A mathematician recently calculated that eBook readers 'gain weight' when you add new books to your library - due to the energy 'gained' by electrons when they store information, and the weight of that energy.
Filling a Kindle with books causes it to gain an infinitesimally small amount of mass - so small that it gains 100,000,000 times more when you recharge the battery.
Now a YouTube science channel has used the same mathematics to calculate the mass of the entire internet.
Surprisingly, the whole thing weighs just 50g - around the weight of a single (large) strawberry.
But the actual information in it weighs less than a speck of dust.
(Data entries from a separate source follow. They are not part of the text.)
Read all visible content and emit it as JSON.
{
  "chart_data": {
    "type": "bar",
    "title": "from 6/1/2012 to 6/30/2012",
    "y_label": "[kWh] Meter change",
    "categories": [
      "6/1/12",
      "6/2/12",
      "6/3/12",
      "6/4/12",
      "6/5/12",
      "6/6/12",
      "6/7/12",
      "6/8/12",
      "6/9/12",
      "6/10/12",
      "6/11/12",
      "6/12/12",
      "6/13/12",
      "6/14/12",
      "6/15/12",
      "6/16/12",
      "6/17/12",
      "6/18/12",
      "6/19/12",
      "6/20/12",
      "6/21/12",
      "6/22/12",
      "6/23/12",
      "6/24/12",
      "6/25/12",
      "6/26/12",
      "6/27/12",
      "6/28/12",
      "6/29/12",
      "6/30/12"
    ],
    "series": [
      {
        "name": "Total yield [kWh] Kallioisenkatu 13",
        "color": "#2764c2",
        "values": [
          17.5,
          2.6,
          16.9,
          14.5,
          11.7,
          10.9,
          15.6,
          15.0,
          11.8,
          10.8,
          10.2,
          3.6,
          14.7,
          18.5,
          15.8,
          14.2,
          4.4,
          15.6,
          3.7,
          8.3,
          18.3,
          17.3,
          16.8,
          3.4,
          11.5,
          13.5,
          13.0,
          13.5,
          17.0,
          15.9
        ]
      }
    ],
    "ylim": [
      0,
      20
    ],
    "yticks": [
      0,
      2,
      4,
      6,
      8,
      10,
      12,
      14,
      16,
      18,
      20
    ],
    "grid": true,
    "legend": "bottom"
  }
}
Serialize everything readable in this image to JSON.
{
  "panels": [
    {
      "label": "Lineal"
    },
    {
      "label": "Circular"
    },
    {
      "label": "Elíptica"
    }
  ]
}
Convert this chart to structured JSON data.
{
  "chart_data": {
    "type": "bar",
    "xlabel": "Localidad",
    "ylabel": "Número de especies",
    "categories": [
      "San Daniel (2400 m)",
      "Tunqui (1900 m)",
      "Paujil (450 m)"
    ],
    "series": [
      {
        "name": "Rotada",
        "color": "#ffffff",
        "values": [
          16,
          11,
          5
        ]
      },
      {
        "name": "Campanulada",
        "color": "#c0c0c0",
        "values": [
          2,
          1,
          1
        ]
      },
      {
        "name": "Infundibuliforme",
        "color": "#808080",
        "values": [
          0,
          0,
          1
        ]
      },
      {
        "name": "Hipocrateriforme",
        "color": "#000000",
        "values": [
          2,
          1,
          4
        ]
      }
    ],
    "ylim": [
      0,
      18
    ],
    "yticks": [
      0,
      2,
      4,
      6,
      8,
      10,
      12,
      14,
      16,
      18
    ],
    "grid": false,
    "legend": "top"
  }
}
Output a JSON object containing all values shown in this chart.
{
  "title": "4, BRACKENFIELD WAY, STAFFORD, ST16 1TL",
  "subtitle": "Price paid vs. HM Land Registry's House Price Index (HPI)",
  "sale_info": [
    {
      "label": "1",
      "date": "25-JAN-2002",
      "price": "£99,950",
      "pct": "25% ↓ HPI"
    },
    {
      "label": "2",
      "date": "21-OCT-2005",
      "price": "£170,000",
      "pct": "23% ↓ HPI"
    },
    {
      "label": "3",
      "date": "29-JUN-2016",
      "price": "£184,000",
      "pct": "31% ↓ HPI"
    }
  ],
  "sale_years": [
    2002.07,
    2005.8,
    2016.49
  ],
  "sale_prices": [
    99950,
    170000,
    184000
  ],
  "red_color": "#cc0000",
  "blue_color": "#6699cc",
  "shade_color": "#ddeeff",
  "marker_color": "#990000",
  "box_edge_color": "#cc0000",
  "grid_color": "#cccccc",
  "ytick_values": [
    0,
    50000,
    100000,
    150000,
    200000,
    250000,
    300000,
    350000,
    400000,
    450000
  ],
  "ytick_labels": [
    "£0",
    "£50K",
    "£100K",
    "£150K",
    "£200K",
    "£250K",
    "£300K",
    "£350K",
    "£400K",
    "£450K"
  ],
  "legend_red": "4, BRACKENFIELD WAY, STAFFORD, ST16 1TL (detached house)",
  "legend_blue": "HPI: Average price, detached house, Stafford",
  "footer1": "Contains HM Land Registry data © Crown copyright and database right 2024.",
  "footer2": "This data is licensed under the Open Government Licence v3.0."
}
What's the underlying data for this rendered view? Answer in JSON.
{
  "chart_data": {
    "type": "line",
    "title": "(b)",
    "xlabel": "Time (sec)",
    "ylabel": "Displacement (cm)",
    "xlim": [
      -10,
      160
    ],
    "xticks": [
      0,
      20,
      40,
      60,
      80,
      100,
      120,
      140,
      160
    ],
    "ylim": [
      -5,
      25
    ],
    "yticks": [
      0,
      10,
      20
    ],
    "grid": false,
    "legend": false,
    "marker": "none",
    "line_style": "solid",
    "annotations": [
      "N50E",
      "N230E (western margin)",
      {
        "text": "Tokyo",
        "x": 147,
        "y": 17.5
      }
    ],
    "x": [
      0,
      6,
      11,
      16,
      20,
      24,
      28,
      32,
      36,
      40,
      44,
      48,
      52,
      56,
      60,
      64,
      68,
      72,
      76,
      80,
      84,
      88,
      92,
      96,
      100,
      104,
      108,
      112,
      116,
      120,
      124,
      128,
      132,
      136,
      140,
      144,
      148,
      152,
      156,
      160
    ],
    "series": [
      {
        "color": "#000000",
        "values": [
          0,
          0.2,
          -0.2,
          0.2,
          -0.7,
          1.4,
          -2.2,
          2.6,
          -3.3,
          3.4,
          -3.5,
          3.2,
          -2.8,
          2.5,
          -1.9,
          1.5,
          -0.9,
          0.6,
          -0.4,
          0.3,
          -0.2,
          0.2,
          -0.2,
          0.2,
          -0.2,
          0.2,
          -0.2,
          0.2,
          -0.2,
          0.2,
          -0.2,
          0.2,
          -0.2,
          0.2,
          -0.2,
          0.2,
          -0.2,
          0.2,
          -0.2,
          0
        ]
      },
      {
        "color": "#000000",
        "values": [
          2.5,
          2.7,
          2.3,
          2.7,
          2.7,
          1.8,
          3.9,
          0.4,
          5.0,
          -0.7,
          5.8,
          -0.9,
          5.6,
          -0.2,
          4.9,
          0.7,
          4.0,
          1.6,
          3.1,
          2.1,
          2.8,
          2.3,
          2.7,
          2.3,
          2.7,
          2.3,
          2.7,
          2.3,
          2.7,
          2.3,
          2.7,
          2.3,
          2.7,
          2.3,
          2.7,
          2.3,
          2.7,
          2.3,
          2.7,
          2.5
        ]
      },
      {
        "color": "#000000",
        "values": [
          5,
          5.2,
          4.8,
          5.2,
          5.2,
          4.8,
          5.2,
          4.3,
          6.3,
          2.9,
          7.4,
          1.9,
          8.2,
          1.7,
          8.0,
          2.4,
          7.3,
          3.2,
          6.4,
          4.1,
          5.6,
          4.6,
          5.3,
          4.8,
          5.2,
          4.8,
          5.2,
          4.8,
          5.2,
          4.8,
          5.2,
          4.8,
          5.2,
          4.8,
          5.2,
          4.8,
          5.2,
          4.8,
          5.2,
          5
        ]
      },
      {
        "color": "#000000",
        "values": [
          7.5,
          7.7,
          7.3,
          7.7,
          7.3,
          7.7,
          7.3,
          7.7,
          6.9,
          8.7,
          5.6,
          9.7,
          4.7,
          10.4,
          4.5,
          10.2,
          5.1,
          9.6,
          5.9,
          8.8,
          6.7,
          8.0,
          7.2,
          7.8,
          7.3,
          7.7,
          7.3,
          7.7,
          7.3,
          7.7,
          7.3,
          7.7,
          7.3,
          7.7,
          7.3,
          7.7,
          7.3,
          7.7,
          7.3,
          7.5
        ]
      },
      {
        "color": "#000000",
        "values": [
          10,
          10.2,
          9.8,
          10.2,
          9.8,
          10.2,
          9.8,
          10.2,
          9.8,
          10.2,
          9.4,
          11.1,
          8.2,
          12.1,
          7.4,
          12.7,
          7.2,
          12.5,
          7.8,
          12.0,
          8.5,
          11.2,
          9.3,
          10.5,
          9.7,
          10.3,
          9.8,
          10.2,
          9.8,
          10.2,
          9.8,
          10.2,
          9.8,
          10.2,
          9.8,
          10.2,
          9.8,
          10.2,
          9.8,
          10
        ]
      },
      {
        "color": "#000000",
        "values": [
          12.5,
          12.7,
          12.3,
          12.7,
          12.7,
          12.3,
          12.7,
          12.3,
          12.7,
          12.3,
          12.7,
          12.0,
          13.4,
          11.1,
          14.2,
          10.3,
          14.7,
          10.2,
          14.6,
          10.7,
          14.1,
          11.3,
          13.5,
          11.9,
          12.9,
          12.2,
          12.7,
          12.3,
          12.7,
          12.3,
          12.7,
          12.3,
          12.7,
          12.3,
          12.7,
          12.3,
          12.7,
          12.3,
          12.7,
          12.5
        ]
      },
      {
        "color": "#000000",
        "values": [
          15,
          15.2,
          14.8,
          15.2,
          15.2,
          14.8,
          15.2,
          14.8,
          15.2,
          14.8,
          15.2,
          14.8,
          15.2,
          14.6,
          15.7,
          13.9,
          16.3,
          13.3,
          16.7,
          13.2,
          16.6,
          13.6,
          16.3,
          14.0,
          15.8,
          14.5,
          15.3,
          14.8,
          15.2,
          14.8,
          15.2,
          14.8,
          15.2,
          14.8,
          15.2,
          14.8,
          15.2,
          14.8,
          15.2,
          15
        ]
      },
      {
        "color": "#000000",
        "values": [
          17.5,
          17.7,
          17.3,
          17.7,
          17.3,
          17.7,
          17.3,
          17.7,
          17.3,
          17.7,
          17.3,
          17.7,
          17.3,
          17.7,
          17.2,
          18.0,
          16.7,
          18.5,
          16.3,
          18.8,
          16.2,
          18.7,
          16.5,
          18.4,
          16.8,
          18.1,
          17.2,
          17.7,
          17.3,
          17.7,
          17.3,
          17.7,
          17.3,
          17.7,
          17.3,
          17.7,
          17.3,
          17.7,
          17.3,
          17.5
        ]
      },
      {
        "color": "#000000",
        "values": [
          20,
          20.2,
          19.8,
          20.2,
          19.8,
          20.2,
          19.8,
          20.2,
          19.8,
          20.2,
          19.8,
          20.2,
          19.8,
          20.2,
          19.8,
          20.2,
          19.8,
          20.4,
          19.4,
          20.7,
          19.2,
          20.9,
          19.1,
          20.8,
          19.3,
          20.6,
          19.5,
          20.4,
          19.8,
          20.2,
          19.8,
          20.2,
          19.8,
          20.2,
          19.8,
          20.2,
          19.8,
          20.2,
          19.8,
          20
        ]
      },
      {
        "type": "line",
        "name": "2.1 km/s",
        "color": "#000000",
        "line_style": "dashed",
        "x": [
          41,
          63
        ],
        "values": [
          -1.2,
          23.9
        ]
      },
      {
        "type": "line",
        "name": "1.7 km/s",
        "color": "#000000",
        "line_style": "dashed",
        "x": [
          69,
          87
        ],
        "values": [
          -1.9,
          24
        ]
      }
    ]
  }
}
Vsauce says that the 50g figure is the weight of all the electrons in the electricity required to make the internet work - assuming 75-100 million servers supporting the internet, and not including the home PCs running it.
The whole lot equates to around 40billion watts - which weighs in around the same as a plump strawberry.
If you include all the home PCs using the net, the figure is roughly three strawberries.
The weight if you're just counting the data stored in the internet is much less.
It's difficult to quantify how much data there is in the internet - Vsauce used a (dated) estimate by Google's Eric Schmidt.
Schmidt guessed that there were 5,000,000 terabytes of information in the internet - of which Google indexed 0.04 per cent.
The entire weight of that information would work out, Vsauce estimates, to 0.02 millionths of an ounce.
WHY DOES INFORMATION WEIGH ANYTHING?
The calculations use Einstein's famous E=MC squared formula, which relates energy to mass.
Electrons which 'store' data in a device have higher energy than electrons which don't - therefore the device weighs more.
The difference in weight in gadgets full of information and 'empty' gadgets is far less than the difference produced by charging the battery, or wiping dust off the screen.
Prof Kubiatowicz's findings about Kindles 'gaining weight' are based on the fact that, while downloading an e-book does not change the number of electrons in an e-reader, those electrons holding data have a higher level of energy.
The relationship between energy and mass - famously summarised by Einstein as E=mc2 - means that those with a higher energy also have a higher mass.